Martinique : Suicide en prison de Pierre Just Marny - Un homme qui fut un symbole17/08/20112011Journal/medias/journalnumero/images/2011/08/une2246.jpg.445x577_q85_box-0%2C104%2C1383%2C1896_crop_detail.jpg

Leur société

Martinique : Suicide en prison de Pierre Just Marny - Un homme qui fut un symbole

Pierre Just Marny, le plus vieux prisonnier de l'État français, s'est suicidé le 7 août dans sa prison à Ducos, en Martinique, après 48 ans de détention.

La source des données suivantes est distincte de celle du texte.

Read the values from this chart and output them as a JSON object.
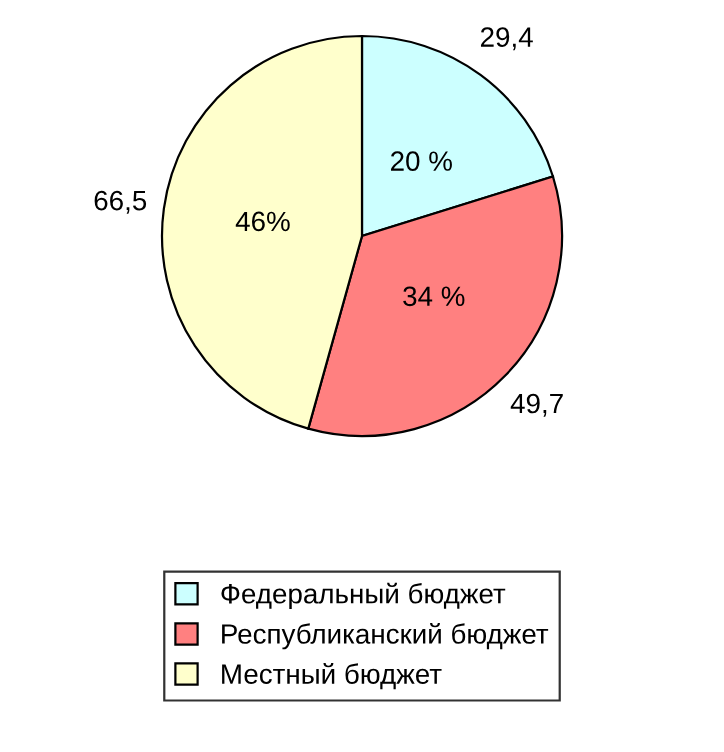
{
  "chart_data": {
    "type": "pie",
    "categories": [
      "Федеральный бюджет",
      "Республиканский бюджет",
      "Местный бюджет"
    ],
    "values": [
      29.4,
      49.7,
      66.5
    ],
    "value_labels": [
      "29,4",
      "49,7",
      "66,5"
    ],
    "colors": [
      "#ccffff",
      "#ff8080",
      "#ffffcc"
    ],
    "annotations": [
      "20 %",
      "34 %",
      "46%"
    ],
    "legend": "bottom"
  }
}
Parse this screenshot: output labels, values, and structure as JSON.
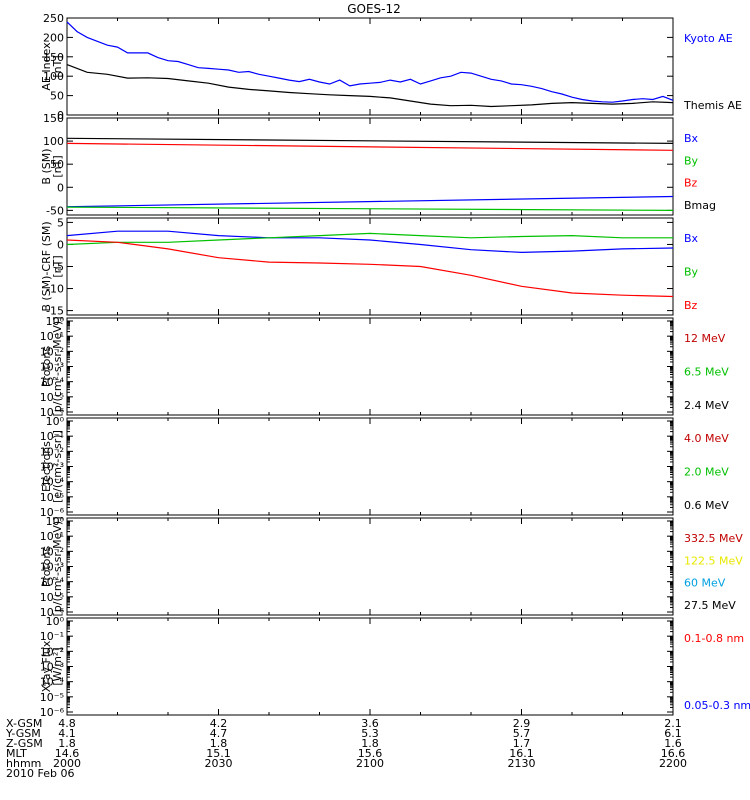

L'affaire a ému l'opinion publique de Martinique et de Guadeloupe. D'abord parce que tout le monde estime que Marny avait largement payé pour ses crimes ; ensuite parce que « l'affaire Marny » qui remonte aux années soixante avait secoué en son temps la Martinique et reste encore dans les mémoires.

PJ Marny, « la Panthère noire », comme la population l'avait surnommé, en raison de son agilité, fut condamné en 1963 à quatre ans de prison pour vols, dont deux avec sursis. Sorti de prison, il partit à la recherche de ses anciens complices qu'il accusait de l'avoir dénoncé et d'avoir gardé sa part du butin. Au cours de cette recherche, il organisa un braquage qui fit trois morts, dont un enfant de deux ans tué accidentellement.

Marny fut arrêté le 8 septembre 1965. Quelques semaines plus tard il s'échappa de la prison de Fort-de-France. Pendant sa cavale, il défia les gendarmes et la police. Repris, il reçut plusieurs balles au poumon et à l'abdomen.

Son défi apparut comme un geste héroïque auprès de la jeunesse pauvre des quartiers de Fort-de-France, dont Marny était issu. Trois jours d'émeutes violentes suivirent son arrestation. Il faut rappeler que l'on était en pleine période coloniale, que quatre ans avant, les gendarmes avaient tué plusieurs grévistes de l'usine du Lamentin, qu'en 1959, ils avaient tué trois jeunes au cours d'une émeute. Le fait que les forces de répression blanches s'opposaient à de jeunes Noirs des quartiers, avec un racisme et une violence inouïs expliquait pourquoi Marny fut, malgré ses méfaits, soutenu par la population noire pauvre.

Le 27 septembre 1969, il fut condamné à la prison à vie. Il fut interné en unité psychiatrique pendant 32 ans. On finit par satisfaire sa demande de rentrer en Martinique à la prison de Ducos en... 2008, où il fit son entrée sous les acclamations de tous les détenus. Mais pour obtenir sa libération, on lui demandait de revenir en France afin de passer devant une commission médicale. Il refusa car il avait déjà été examiné en 2007 et n'avait plus confiance dans les maintes promesses non tenues de l'administration judiciaire, préférant se donner la mort le 7 août dernier dans sa cellule.

Jeune Noir, pauvre et illettré, Pierre Just Marny était à sa façon révolté contre la société coloniale, raciste, pourvoyeuse d'inégalité et de misère, une révolte qui s'était traduite chez lui par la délinquance et la violence criminelle.

La justice est rendue au nom du peuple, dit-on. Mais un vrai tribunal du peuple martiniquais aurait, pour sûr, libéré Marny depuis longtemps. C'est un fait que dans la mémoire collective du peuple de Martinique et de Guadeloupe, Marny est plus une victime qu'un coupable. Les chansons populaires, les « gwo ka », l'histoire de la « panthère noire » relatant les événements de 1965, s'ils ne font pas de lui un héros, n'en condamnent pas moins la justice et la répression coloniales.